One more point about EPSA: From a practical perspective, it gives FERC a lot of room to maneuver when it develops programs to achieve its various policy goals. Joel Eisen, a professor at University of Richmond described the decision as "open[ing] up a vast new frontier for FERC to innovate and pursue broad policy goals.”
Power Points: Does this indicate FERC might be reaching for broader authority? Will this require some U.S. Congressional policy clarification?
Seifter: As for whether FERC is reaching for broader authority, yes and no. Surely FERC is trying to regulate matters like demand response that were outside the traditional federal paradigm. But at the same time, FERC has been essentially policing itself, trying to draw practical limits on its own jurisdiction -- for example, by allowing states to opt out from wholesale demand response, and by indicating that it's not going to regulate net metering.
Congressional clarification is, in a sense, the gold standard when it comes to resolving disputes about agency authority. Agencies are creatures of Congress, and the Court is trying to divine congressional intent when it patrols agencies' boundaries. So yes, if Congress were to intervene to clarify, that would be useful. But in the present era of gridlock, that seems unlikely to occur.
Power Points: Also related, what does this mean for consumers of energy, like you and me? Does this mean there will be more flexibility when it comes to how much control we have over our energy bills?
Seifter: I should leave the details of your question to policy experts like Gary, but to the extent that demand response is viewed as good for reducing consumer rates, EPSA is a victory for consumers.
On the Hughes (FERC) Decision
Power Points: Could you give us a quick take-home of Hughes, the second “big” FERC case?
Seifter: Hughes involves Maryland’s attempt to increase construction of new power plants within its borders by offering a premium over the federal price (that is, the market clearing price in federally supervised capacity markets). The Supreme Court rejected Maryland’s attempt, essentially because it was an outright revision of the wholesale rate. But the Court was at pains to say its decision was narrow, leaving room for other attempts to “encourage development of new or clean generation,” presumably ones that do not blatantly link compensation to the federal capacity auction (tax credits? subsidies? other creative regulation?). A lot of uncertainty remains, because the Court does not delineate what will be permissible going forward.
Power Points: So it depends on whether there is a link between those attempts and the wholesale rate?
Seifter: A key question is whether the state effort comes too close to revising/changing the wholesale rate. The Court will be looking at the impact on the wholesale rate as well as (per a case from the previous Term called Oneok) whether the state effort was "aimed" at the federal rate.
Power Points: So we can imagine that down the line, a state could create an incentive based on a differently organized rate structure, and it could potentially pass the test, if it were creative enough in how it devised those incentives.
Seifter: That’s a fair reading of what the Court said. We’ll have to see how it plays out in practice.
On the Future of the Clean Power Plan
Power Points: On to the Clean Power Plan.

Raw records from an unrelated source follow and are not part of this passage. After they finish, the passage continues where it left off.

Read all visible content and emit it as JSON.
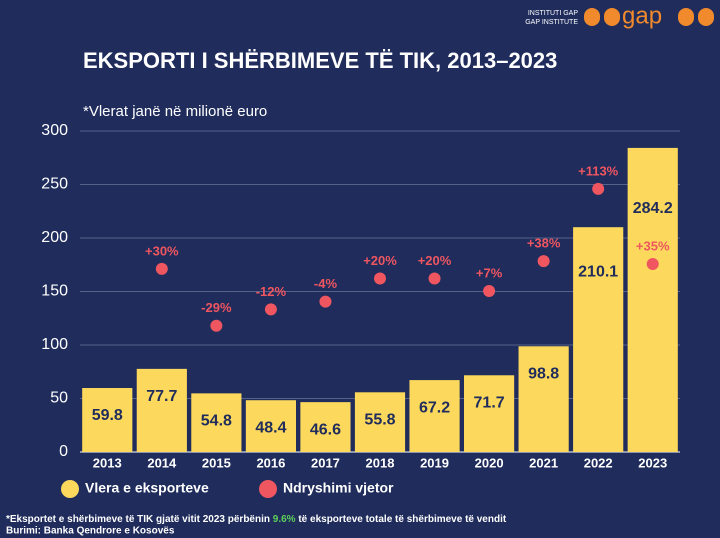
{
  "logo": {
    "line1": "INSTITUTI GAP",
    "line2": "GAP INSTITUTE",
    "mark": "gap"
  },
  "chart_data": {
    "type": "bar",
    "title": "EKSPORTI I SHËRBIMEVE TË TIK, 2013–2023",
    "subtitle": "*Vlerat janë në milionë euro",
    "categories": [
      "2013",
      "2014",
      "2015",
      "2016",
      "2017",
      "2018",
      "2019",
      "2020",
      "2021",
      "2022",
      "2023"
    ],
    "series": [
      {
        "name": "Vlera e eksporteve",
        "color": "#fcd95c",
        "values": [
          59.8,
          77.7,
          54.8,
          48.4,
          46.6,
          55.8,
          67.2,
          71.7,
          98.8,
          210.1,
          284.2
        ]
      },
      {
        "name": "Ndryshimi vjetor",
        "color": "#ef5660",
        "axis": "y2",
        "values": [
          null,
          30,
          -29,
          -12,
          -4,
          20,
          20,
          7,
          38,
          113,
          35
        ],
        "value_labels": [
          null,
          "+30%",
          "-29%",
          "-12%",
          "-4%",
          "+20%",
          "+20%",
          "+7%",
          "+38%",
          "+113%",
          "+35%"
        ]
      }
    ],
    "ylim": [
      0,
      300
    ],
    "yticks": [
      0,
      50,
      100,
      150,
      200,
      250,
      300
    ],
    "y2lim": [
      -160,
      173
    ],
    "grid": true,
    "footnote": {
      "before": "*Eksportet e shërbimeve të TIK gjatë vitit 2023 përbënin ",
      "highlight": "9.6%",
      "after": " të eksporteve totale të shërbimeve të vendit"
    },
    "source": "Burimi: Banka Qendrore e Kosovës"
  }
}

The Clean Power Plan is back in the hands of the circuit courts. Do you have any thoughts on what will happen there, or is it too early to guess?
Seifter: It's going to be argued in September. The DC Circuit decided, sua sponte, to hear the case en banc -- that is, by all of the judges rather than the usual three-judge panel. That probably signals that the court believes the case is quite important. I don't have a prediction of how the case will come out; like you, I’ll be watching with great interest.